Miscellaneous Commands

Notes:

I've been using these commands for file editing and other miscellaneous tasks.
Some commands might be repeated. I'm using this repository to store everything I'm using and may use it again in the future.
Many thanks to Dr. Fernando Baldi, Dr. Gota Morota, Dr. Sabrina Kluska, Dr.

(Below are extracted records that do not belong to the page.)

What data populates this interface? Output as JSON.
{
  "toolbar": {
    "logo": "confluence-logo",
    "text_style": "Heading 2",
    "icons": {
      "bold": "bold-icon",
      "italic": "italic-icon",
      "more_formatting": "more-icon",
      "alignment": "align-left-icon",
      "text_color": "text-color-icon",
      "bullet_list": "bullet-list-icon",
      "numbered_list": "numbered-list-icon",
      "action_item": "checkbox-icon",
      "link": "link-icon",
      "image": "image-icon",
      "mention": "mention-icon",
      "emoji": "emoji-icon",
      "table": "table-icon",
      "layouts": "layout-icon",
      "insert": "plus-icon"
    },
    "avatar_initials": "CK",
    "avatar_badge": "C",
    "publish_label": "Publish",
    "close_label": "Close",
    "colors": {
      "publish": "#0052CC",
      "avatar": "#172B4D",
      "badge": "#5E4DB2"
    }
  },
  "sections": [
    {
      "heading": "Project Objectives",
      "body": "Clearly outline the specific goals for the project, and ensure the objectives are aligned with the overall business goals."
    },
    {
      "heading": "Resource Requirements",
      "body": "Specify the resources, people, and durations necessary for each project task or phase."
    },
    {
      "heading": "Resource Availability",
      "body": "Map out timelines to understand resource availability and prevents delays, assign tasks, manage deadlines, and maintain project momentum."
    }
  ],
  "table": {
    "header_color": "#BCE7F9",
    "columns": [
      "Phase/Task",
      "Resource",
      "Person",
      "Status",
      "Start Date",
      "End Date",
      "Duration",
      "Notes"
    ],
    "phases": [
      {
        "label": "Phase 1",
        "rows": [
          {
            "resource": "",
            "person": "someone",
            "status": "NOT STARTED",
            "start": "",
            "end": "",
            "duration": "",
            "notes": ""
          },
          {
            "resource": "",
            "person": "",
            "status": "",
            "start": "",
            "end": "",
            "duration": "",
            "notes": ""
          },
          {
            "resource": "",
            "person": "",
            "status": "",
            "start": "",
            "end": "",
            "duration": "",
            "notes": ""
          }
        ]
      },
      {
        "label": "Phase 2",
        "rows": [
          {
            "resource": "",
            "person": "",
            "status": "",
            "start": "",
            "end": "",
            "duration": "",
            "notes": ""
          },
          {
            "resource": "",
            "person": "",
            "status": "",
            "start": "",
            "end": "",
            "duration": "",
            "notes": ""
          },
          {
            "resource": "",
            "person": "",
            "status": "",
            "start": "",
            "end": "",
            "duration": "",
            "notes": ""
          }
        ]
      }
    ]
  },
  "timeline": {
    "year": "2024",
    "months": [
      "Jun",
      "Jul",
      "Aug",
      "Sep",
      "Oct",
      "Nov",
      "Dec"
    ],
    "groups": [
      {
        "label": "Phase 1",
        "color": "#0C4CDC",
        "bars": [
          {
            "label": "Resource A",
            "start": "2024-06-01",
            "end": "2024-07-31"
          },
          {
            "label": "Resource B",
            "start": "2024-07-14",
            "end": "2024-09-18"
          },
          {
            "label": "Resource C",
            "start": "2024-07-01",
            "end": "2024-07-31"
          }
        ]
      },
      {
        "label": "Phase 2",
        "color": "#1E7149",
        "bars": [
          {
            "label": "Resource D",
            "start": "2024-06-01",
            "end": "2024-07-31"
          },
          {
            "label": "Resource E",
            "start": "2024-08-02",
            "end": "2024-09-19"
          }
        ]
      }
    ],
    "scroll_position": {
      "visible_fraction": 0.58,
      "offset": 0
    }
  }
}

Daniela Lourenco, and so many others that shared their knowledge with me.

1. Change comma separation to TAB

sed -e 's/,/\t/g'  input > output

2. Separate a file by columns

column -t filename > output

3. Cut the first 10 columns of a file

cut -d$'\t' -f 1-10 NAMEOFFILE.txt > NAMEOFFILE2.txt

4. Makes the last line the header

sed '1h;1d;$!H;$!d;G' nameoffile

5. remove ^M from files edited on Windows and uploaded to Linux.

sed -e "s/^M//" filename > newfilename

OBS: To enter ^M, type CTRL-V, then CTRL-M. That is, hold down the CTRL key then press V and M in succession.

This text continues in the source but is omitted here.